Олько думал, что достаточно только кликнуть, и Вороной, как бывало, тут же ответит и явится к нему. Но получилось совсем обратное: услышав зов, конь, щипавший траву, испуганно вздернул голову и кинулся удирать. Весь табун поскакал за ним.

— Ты чего пугаешь моих коней? — крикнул табунщик.

Олько сказал, что зовет Вороного.

— Долго звать придется. Не конь, а черт — этот Вороной. И всех других сделал чертями. Бери его скорей: надоел.
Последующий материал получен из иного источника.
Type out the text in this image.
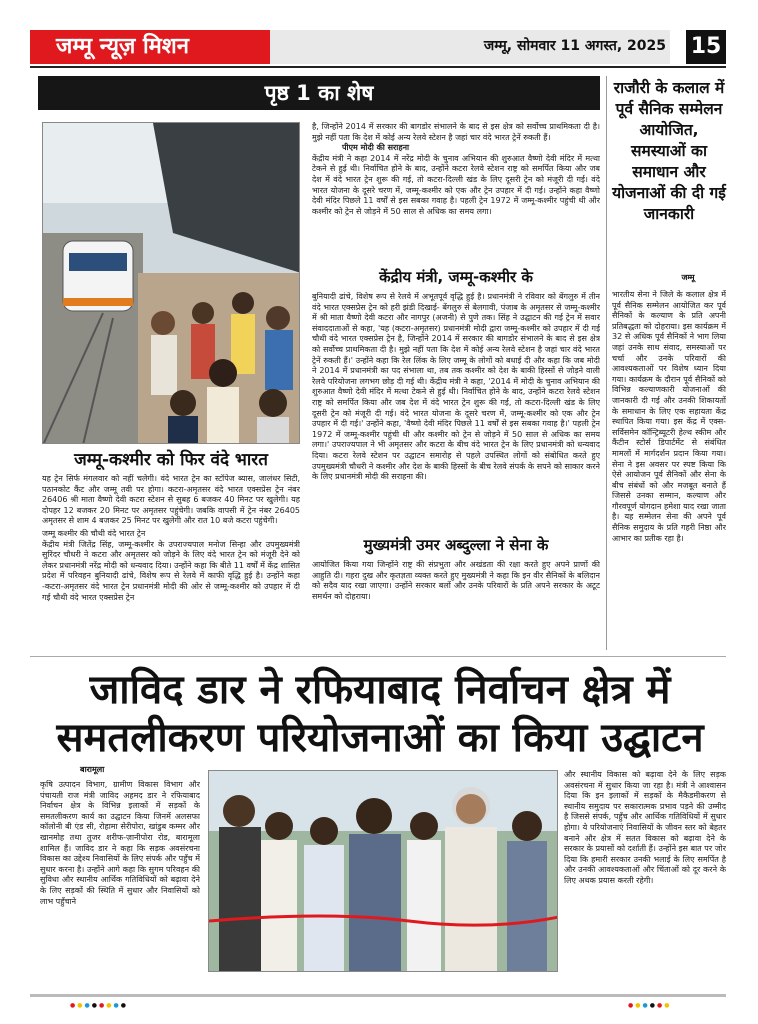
जम्मू न्यूज़ मिशन	जम्मू, सोमवार 11 अगस्त, 2025 15
पृष्ठ 1 का शेष
जम्मू-कश्मीर को फिर वंदे भारत

यह ट्रेन सिर्फ मंगलवार को नहीं चलेगी। वंदे भारत ट्रेन का स्टॉपेज ब्यास, जालंधर सिटी, पठानकोट कैंट और जम्मू तवी पर होगा। कटरा-अमृतसर वंदे भारत एक्सप्रेस ट्रेन नंबर 26406 श्री माता वैष्णो देवी कटरा स्टेशन से सुबह 6 बजकर 40 मिनट पर खुलेगी। यह दोपहर 12 बजकर 20 मिनट पर अमृतसर पहुंचेगी। जबकि वापसी में ट्रेन नंबर 26405 अमृतसर से शाम 4 बजकर 25 मिनट पर खुलेगी और रात 10 बजे कटरा पहुंचेगी।

जम्मू कश्मीर की चौथी वंदे भारत ट्रेन

केंद्रीय मंत्री जितेंद्र सिंह, जम्मू-कश्मीर के उपराज्यपाल मनोज सिन्हा और उपमुख्यमंत्री सुरिंदर चौधरी ने कटरा और अमृतसर को जोड़ने के लिए वंदे भारत ट्रेन को मंजूरी देने को लेकर प्रधानमंत्री नरेंद्र मोदी को धन्यवाद दिया। उन्होंने कहा कि बीते 11 वर्षों में केंद्र शासित प्रदेश में परिवहन बुनियादी ढांचे, विशेष रूप से रेलवे में काफी वृद्धि हुई है। उन्होंने कहा -कटरा-अमृतसर वंदे भारत ट्रेन प्रधानमंत्री मोदी की ओर से जम्मू-कश्मीर को उपहार में दी गई चौथी वंदे भारत एक्सप्रेस ट्रेन

है, जिन्होंने 2014 में सरकार की बागडोर संभालने के बाद से इस क्षेत्र को सर्वोच्च प्राथमिकता दी है। मुझे नहीं पता कि देश में कोई अन्य रेलवे स्टेशन है जहां चार वंदे भारत ट्रेनें रुकती हैं।

पीएम मोदी की सराहना

केंद्रीय मंत्री ने कहा 2014 में नरेंद्र मोदी के चुनाव अभियान की शुरुआत वैष्णो देवी मंदिर में मत्था टेकने से हुई थी। निर्वाचित होने के बाद, उन्होंने कटरा रेलवे स्टेशन राष्ट्र को समर्पित किया और जब देश में वंदे भारत ट्रेन शुरू की गई, तो कटरा-दिल्ली खंड के लिए दूसरी ट्रेन को मंजूरी दी गई। वंदे भारत योजना के दूसरे चरण में, जम्मू-कश्मीर को एक और ट्रेन उपहार में दी गई। उन्होंने कहा वैष्णो देवी मंदिर पिछले 11 वर्षों से इस सबका गवाह है। पहली ट्रेन 1972 में जम्मू-कश्मीर पहुंची थी और कश्मीर को ट्रेन से जोड़ने में 50 साल से अधिक का समय लगा।

केंद्रीय मंत्री, जम्मू-कश्मीर के
बुनियादी ढांचे, विशेष रूप से रेलवे में अभूतपूर्व वृद्धि हुई है। प्रधानमंत्री ने रविवार को बेंगलुरु में तीन वंदे भारत एक्सप्रेस ट्रेन को हरी झंडी दिखाई- बेंगलुरु से बेलगावी, पंजाब के अमृतसर से जम्मू-कश्मीर में श्री माता वैष्णो देवी कटरा और नागपुर (अजनी) से पुणे तक। सिंह ने उद्घाटन की गई ट्रेन में सवार संवाददाताओं से कहा, 'यह (कटरा-अमृतसर) प्रधानमंत्री मोदी द्वारा जम्मू-कश्मीर को उपहार में दी गई चौथी वंदे भारत एक्सप्रेस ट्रेन है, जिन्होंने 2014 में सरकार की बागडोर संभालने के बाद से इस क्षेत्र को सर्वोच्च प्राथमिकता दी है। मुझे नहीं पता कि देश में कोई अन्य रेलवे स्टेशन है जहां चार वंदे भारत ट्रेनें रुकती हैं।' उन्होंने कहा कि रेल लिंक के लिए जम्मू के लोगों को बधाई दी और कहा कि जब मोदी ने 2014 में प्रधानमंत्री का पद संभाला था, तब तक कश्मीर को देश के बाकी हिस्सों से जोड़ने वाली रेलवे परियोजना लगभग छोड़ दी गई थी। केंद्रीय मंत्री ने कहा, '2014 में मोदी के चुनाव अभियान की शुरुआत वैष्णो देवी मंदिर में मत्था टेकने से हुई थी। निर्वाचित होने के बाद, उन्होंने कटरा रेलवे स्टेशन राष्ट्र को समर्पित किया और जब देश में वंदे भारत ट्रेन शुरू की गई, तो कटरा-दिल्ली खंड के लिए दूसरी ट्रेन को मंजूरी दी गई। वंदे भारत योजना के दूसरे चरण में, जम्मू-कश्मीर को एक और ट्रेन उपहार में दी गई।' उन्होंने कहा, 'वैष्णो देवी मंदिर पिछले 11 वर्षों से इस सबका गवाह है।' पहली ट्रेन 1972 में जम्मू-कश्मीर पहुंची थी और कश्मीर को ट्रेन से जोड़ने में 50 साल से अधिक का समय लगा।' उपराज्यपाल ने भी अमृतसर और कटरा के बीच वंदे भारत ट्रेन के लिए प्रधानमंत्री को धन्यवाद दिया। कटरा रेलवे स्टेशन पर उद्घाटन समारोह से पहले उपस्थित लोगों को संबोधित करते हुए उपमुख्यमंत्री चौधरी ने कश्मीर और देश के बाकी हिस्सों के बीच रेलवे संपर्क के सपने को साकार करने के लिए प्रधानमंत्री मोदी की सराहना की।
मुख्यमंत्री उमर अब्दुल्ला ने सेना के
आयोजित किया गया जिन्होंने राष्ट्र की संप्रभुता और अखंडता की रक्षा करते हुए अपने प्राणों की आहुति दी। गहरा दुख और कृतज्ञता व्यक्त करते हुए मुख्यमंत्री ने कहा कि इन वीर सैनिकों के बलिदान को सदैव याद रखा जाएगा। उन्होंने सरकार बलों और उनके परिवारों के प्रति अपने सरकार के अटूट समर्थन को दोहराया।
राजौरी के कलाल में पूर्व सैनिक सम्मेलन आयोजित, समस्याओं का समाधान और योजनाओं की दी गई जानकारी
जम्मू
भारतीय सेना ने जिले के कलाल क्षेत्र में पूर्व सैनिक सम्मेलन आयोजित कर पूर्व सैनिकों के कल्याण के प्रति अपनी प्रतिबद्धता को दोहराया। इस कार्यक्रम में 32 से अधिक पूर्व सैनिकों ने भाग लिया जहां उनके साथ संवाद, समस्याओं पर चर्चा और उनके परिवारों की आवश्यकताओं पर विशेष ध्यान दिया गया। कार्यक्रम के दौरान पूर्व सैनिकों को विभिन्न कल्याणकारी योजनाओं की जानकारी दी गई और उनकी शिकायतों के समाधान के लिए एक सहायता केंद्र स्थापित किया गया। इस केंद्र में एक्स-सर्विसमेन कॉन्ट्रिब्यूटरी हेल्थ स्कीम और कैंटीन स्टोर्स डिपार्टमेंट से संबंधित मामलों में मार्गदर्शन प्रदान किया गया। सेना ने इस अवसर पर स्पष्ट किया कि ऐसे आयोजन पूर्व सैनिकों और सेना के बीच संबंधों को और मजबूत बनाते हैं जिससे उनका सम्मान, कल्याण और गौरवपूर्ण योगदान हमेशा याद रखा जाता है। यह सम्मेलन सेना की अपने पूर्व सैनिक समुदाय के प्रति गहरी निष्ठा और आभार का प्रतीक रहा है।
जाविद डार ने रफियाबाद निर्वाचन क्षेत्र में
समतलीकरण परियोजनाओं का किया उद्घाटन
बारामूला
कृषि उत्पादन विभाग, ग्रामीण विकास विभाग और पंचायती राज मंत्री जाविद अहमद डार ने रफियाबाद निर्वाचन क्षेत्र के विभिन्न इलाकों में सड़कों के समतलीकरण कार्य का उद्घाटन किया जिनमें अलसफा कॉलोनी बी एंड सी, रोहामा सेरीपोरा, खांडुब कम्मर और खानमोह तथा तुजर शरीफ-ज़ानीपोरा रोड, बारामूला शामिल हैं। जाविद डार ने कहा कि सड़क अवसंरचना विकास का उद्देश्य निवासियों के लिए संपर्क और पहुँच में सुधार करना है। उन्होंने आगे कहा कि सुगम परिवहन की सुविधा और स्थानीय आर्थिक गतिविधियों को बढ़ावा देने के लिए सड़कों की स्थिति में सुधार और निवासियों को लाभ पहुँचाने
और स्थानीय विकास को बढ़ावा देने के लिए सड़क अवसंरचना में सुधार किया जा रहा है। मंत्री ने आश्वासन दिया कि इन इलाकों में सड़कों के मैकैडमीकरण से स्थानीय समुदाय पर सकारात्मक प्रभाव पड़ने की उम्मीद है जिससे संपर्क, पहुँच और आर्थिक गतिविधियों में सुधार होगा। ये परियोजनाएं निवासियों के जीवन स्तर को बेहतर बनाने और क्षेत्र में सतत विकास को बढ़ावा देने के सरकार के प्रयासों को दर्शाती हैं। उन्होंने इस बात पर जोर दिया कि हमारी सरकार उनकी भलाई के लिए समर्पित है और उनकी आवश्यकताओं और चिंताओं को दूर करने के लिए अथक प्रयास करती रहेगी।
●●●●●●●●	●●●●●●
В укрючные Вороной был взят из табуна; очутившись там снова, он быстро одичал и стал вожаком, ни один из двух сотен коней не мог соперничать с ним в уме, чуткости, беге, осторожности; табун под верховодством Вороного сделался самым неприступным.

Заседлав Гнедого — этот считался его укрючным конем, — Олько выехал на ловлю. Вороной быстро понял, что подбираются к нему, и не полез в гущу табуна, как глупый дичок, а выбежал из него сам, не дожидаясь, когда понудят, и помчался в холмы, подальше от смирительного столба. Полдня гонялся Олько, измочалил о Гнедого весь бич и ничего не добился; Вороной, точно издеваясь, бежал совсем близко, но все-таки чуть дальше, чем может достать аркан.

На другой день, когда истомленный жаждой табун пришел к озеру, его загнали в раскол. Но и там поймать Вороного оказалось не просто; он хорошо запомнил все уроки, какие преподала ему укрючная служба: если кони, завидев аркан, кидались врассыпную, Вороной лез туда, где было погуще; если оказывался в одиночестве, то низко-низко опускал голову, — и аркан не мог зацепить ее.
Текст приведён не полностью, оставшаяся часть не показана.